Con lo dicho hasta aquí, hemos tratado de exponer con cierto detalle uno de los muchos malentendidos que siguen circulando en el medio artístico acerca de la validez «crítica» de ciertas prácticas, un malentendido que forma parte, sin duda, de una estrategia de legitimación del entretenimiento y el simulacro como funciones principales de la cultura. Se reparará rápidamente en la paradoja que afecta por igual a este texto en cuanto que objeto «crítico», por muy literal que sea: su capacidad de dar lugar a un comportamiento consecuente en el lector está limitada no solo por las condiciones de difusión del soporte en que aparece, sino más todavía por la dificultad de toda reacción del espectador frente a un régimen normativo institucional extremadamente rígido, cuya labor principal estriba en disimular permanentemente sus crisis. Permítaseme, pues, concluir citando a Boris Buden, quien, tomando como base el nefasto legado de la sociedad estalinista, afirmaba recientemente en su artículo «Crítica sin crisis, crisis sin crítica» (ver: http://transform.eipcp.net/transversal/0106/buden/es): «La crítica -bajo la forma de la autocrítica comunista- fue utilizada (o abusada, si lo preferís) no para revelar la crisis y sus antagonismos e intervenir en ella (lo que hubiera constituido un acercamiento marxista clásico), sino, por el contrario, para ocultarla y, de esta manera, convertirla en permanente, esto es, para transformar o traducir las crisis en una suerte de normalidad.

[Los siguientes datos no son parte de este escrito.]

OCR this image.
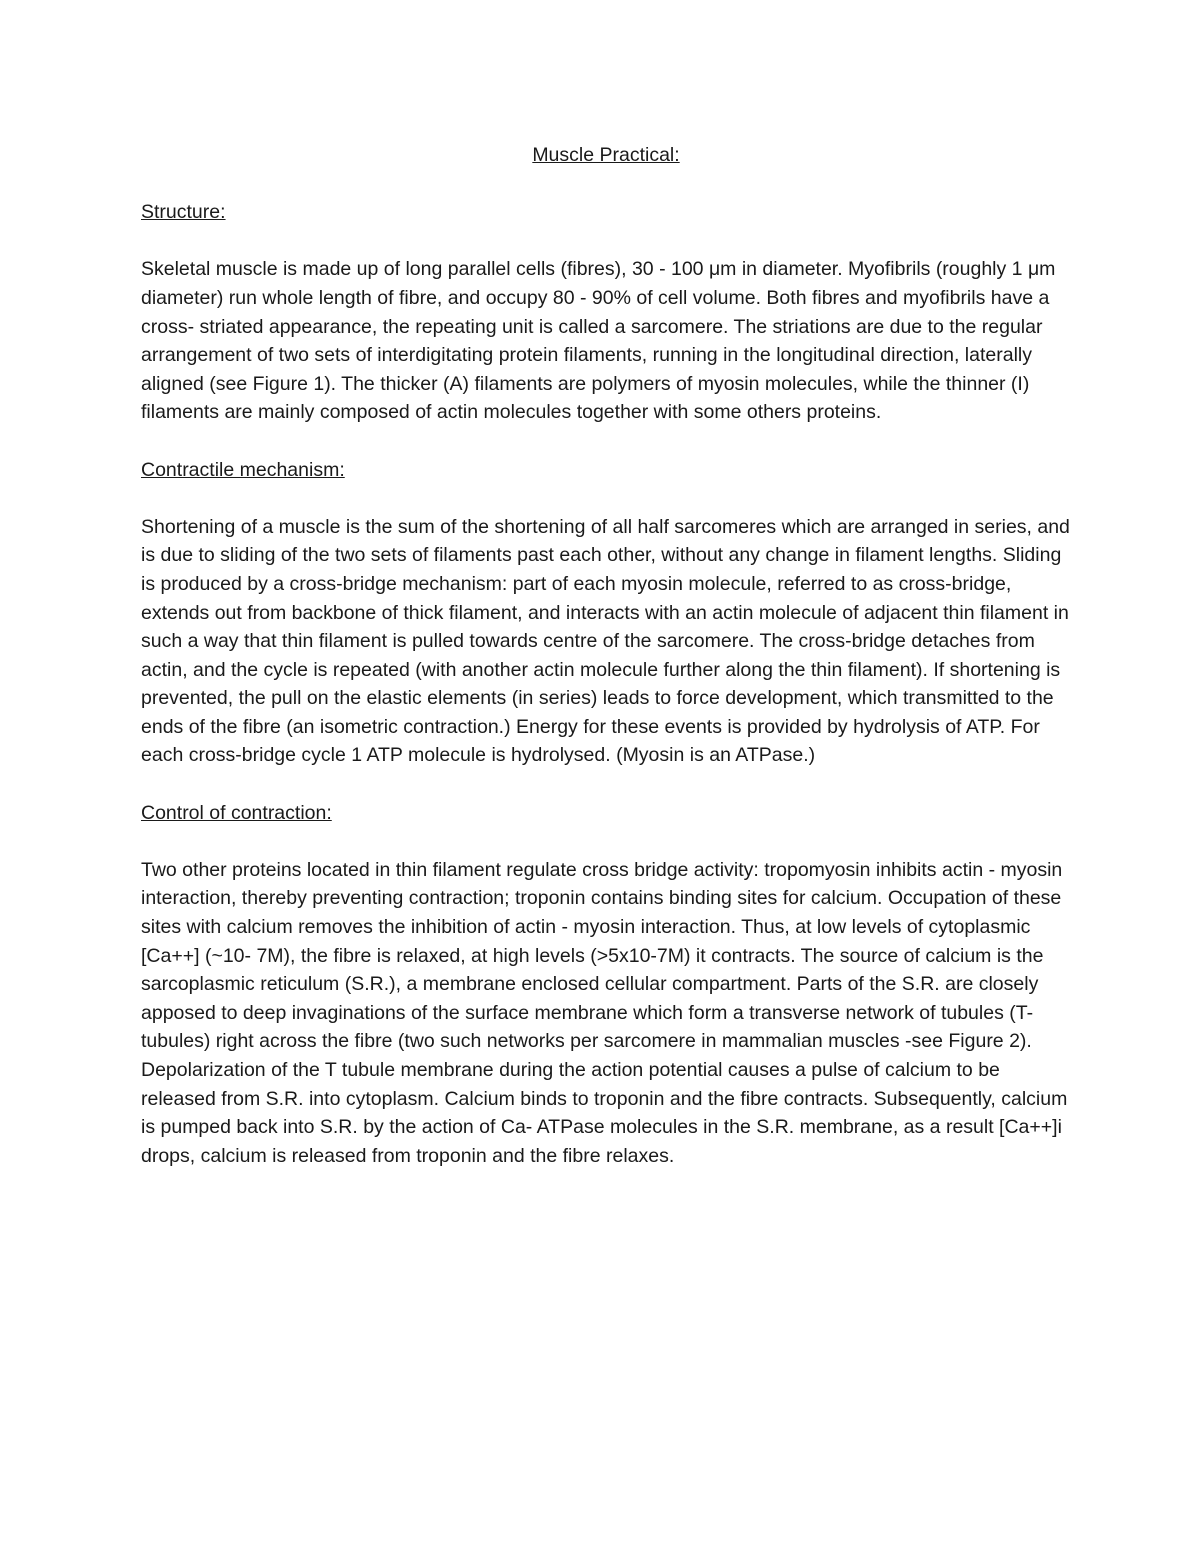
Muscle Practical:

Structure:

Skeletal muscle is made up of long parallel cells (fibres), 30 - 100 μm in diameter. Myofibrils (roughly 1 μm diameter) run whole length of fibre, and occupy 80 - 90% of cell volume. Both fibres and myofibrils have a cross- striated appearance, the repeating unit is called a sarcomere. The striations are due to the regular arrangement of two sets of interdigitating protein filaments, running in the longitudinal direction, laterally aligned (see Figure 1). The thicker (A) filaments are polymers of myosin molecules, while the thinner (I) filaments are mainly composed of actin molecules together with some others proteins.

Contractile mechanism:

Shortening of a muscle is the sum of the shortening of all half sarcomeres which are arranged in series, and is due to sliding of the two sets of filaments past each other, without any change in filament lengths. Sliding is produced by a cross-bridge mechanism: part of each myosin molecule, referred to as cross-bridge, extends out from backbone of thick filament, and interacts with an actin molecule of adjacent thin filament in such a way that thin filament is pulled towards centre of the sarcomere. The cross-bridge detaches from actin, and the cycle is repeated (with another actin molecule further along the thin filament). If shortening is prevented, the pull on the elastic elements (in series) leads to force development, which transmitted to the ends of the fibre (an isometric contraction.) Energy for these events is provided by hydrolysis of ATP. For each cross-bridge cycle 1 ATP molecule is hydrolysed. (Myosin is an ATPase.)

Control of contraction:

Two other proteins located in thin filament regulate cross bridge activity: tropomyosin inhibits actin - myosin interaction, thereby preventing contraction; troponin contains binding sites for calcium. Occupation of these sites with calcium removes the inhibition of actin - myosin interaction. Thus, at low levels of cytoplasmic [Ca++] (~10- 7M), the fibre is relaxed, at high levels (>5x10-7M) it contracts. The source of calcium is the sarcoplasmic reticulum (S.R.), a membrane enclosed cellular compartment. Parts of the S.R. are closely apposed to deep invaginations of the surface membrane which form a transverse network of tubules (T-tubules) right across the fibre (two such networks per sarcomere in mammalian muscles -see Figure 2). Depolarization of the T tubule membrane during the action potential causes a pulse of calcium to be released from S.R. into cytoplasm. Calcium binds to troponin and the fibre contracts. Subsequently, calcium is pumped back into S.R. by the action of Ca- ATPase molecules in the S.R. membrane, as a result [Ca++]i drops, calcium is released from troponin and the fibre relaxes.
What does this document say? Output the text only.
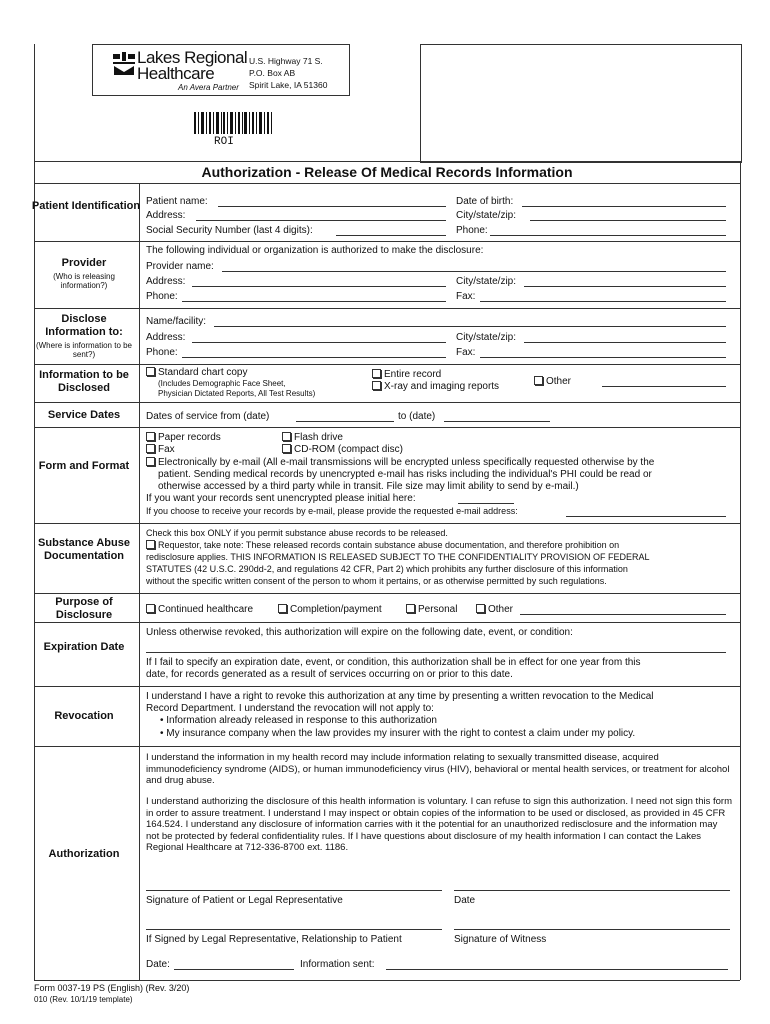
Lakes Regional
Healthcare
An Avera Partner
U.S. Highway 71 S.
P.O. Box AB
Spirit Lake, IA 51360
ROI
Authorization - Release Of Medical Records Information
Patient Identification Patient name:	Date of birth:
Address:	City/state/zip:
Social Security Number (last 4 digits):	Phone:
Provider
(Who is releasing information?)
The following individual or organization is authorized to make the disclosure:
Provider name:
Address:	City/state/zip:
Phone:	Fax:
Disclose Information to:
(Where is information to be sent?)
Name/facility:
Address:	City/state/zip:
Phone:	Fax:
Information to be Disclosed
Standard chart copy
(Includes Demographic Face Sheet,
Physician Dictated Reports, All Test Results)
Entire record
X-ray and imaging reports	Other
Service Dates	Dates of service from (date)	to (date)
Form and Format
Paper records	Flash drive
Fax	CD-ROM (compact disc)
Electronically by e-mail (All e-mail transmissions will be encrypted unless specifically requested otherwise by the
patient. Sending medical records by unencrypted e-mail has risks including the individual's PHI could be read or
otherwise accessed by a third party while in transit. File size may limit ability to send by e-mail.)
If you want your records sent unencrypted please initial here:
If you choose to receive your records by e-mail, please provide the requested e-mail address:
Substance Abuse Documentation
Check this box ONLY if you permit substance abuse records to be released.
Requestor, take note: These released records contain substance abuse documentation, and therefore prohibition on
redisclosure applies. THIS INFORMATION IS RELEASED SUBJECT TO THE CONFIDENTIALITY PROVISION OF FEDERAL
STATUTES (42 U.S.C. 290dd-2, and regulations 42 CFR, Part 2) which prohibits any further disclosure of this information
without the specific written consent of the person to whom it pertains, or as otherwise permitted by such regulations.
Purpose of Disclosure	Continued healthcare	Completion/payment	Personal	Other
Expiration Date
Unless otherwise revoked, this authorization will expire on the following date, event, or condition:
If I fail to specify an expiration date, event, or condition, this authorization shall be in effect for one year from this
date, for records generated as a result of services occurring on or prior to this date.
Revocation
I understand I have a right to revoke this authorization at any time by presenting a written revocation to the Medical
Record Department. I understand the revocation will not apply to:
• Information already released in response to this authorization
• My insurance company when the law provides my insurer with the right to contest a claim under my policy.
Authorization
I understand the information in my health record may include information relating to sexually transmitted disease, acquired immunodeficiency syndrome (AIDS), or human immunodeficiency virus (HIV), behavioral or mental health services, or treatment for alcohol and drug abuse.
I understand authorizing the disclosure of this health information is voluntary. I can refuse to sign this authorization. I need not sign this form in order to assure treatment. I understand I may inspect or obtain copies of the information to be used or disclosed, as provided in 45 CFR 164.524. I understand any disclosure of information carries with it the potential for an unauthorized redisclosure and the information may not be protected by federal confidentiality rules. If I have questions about disclosure of my health information I can contact the Lakes Regional Healthcare at 712-336-8700 ext. 1186.
Signature of Patient or Legal Representative	Date
If Signed by Legal Representative, Relationship to Patient	Signature of Witness
Date:	Information sent:
Form 0037-19 PS (English) (Rev. 3/20)
010 (Rev. 10/1/19 template)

Esto es típico de la situación actual: ni somos capaces de experimentar nuestro tiempo como crisis ni intentamos devenir en sujetos mediante el acto de la crítica. En tiempos de la modernidad clásica, la crisis siempre se experimentaba como una posibilidad concreta de ruptura y la crítica, como la ruptura en sí misma. Hoy, obviamente, ya no somos capaces de realizar esta experiencia. Ya no hay ningún tipo de experiencia de interacción entre crisis y crítica. (…) El resultado es una crítica permanentemente ciega ante la crisis y una crisis permanentemente sorda frente a la crítica; en suma: ¡una armonía perfecta!» (traducción de Marcelo Expósito).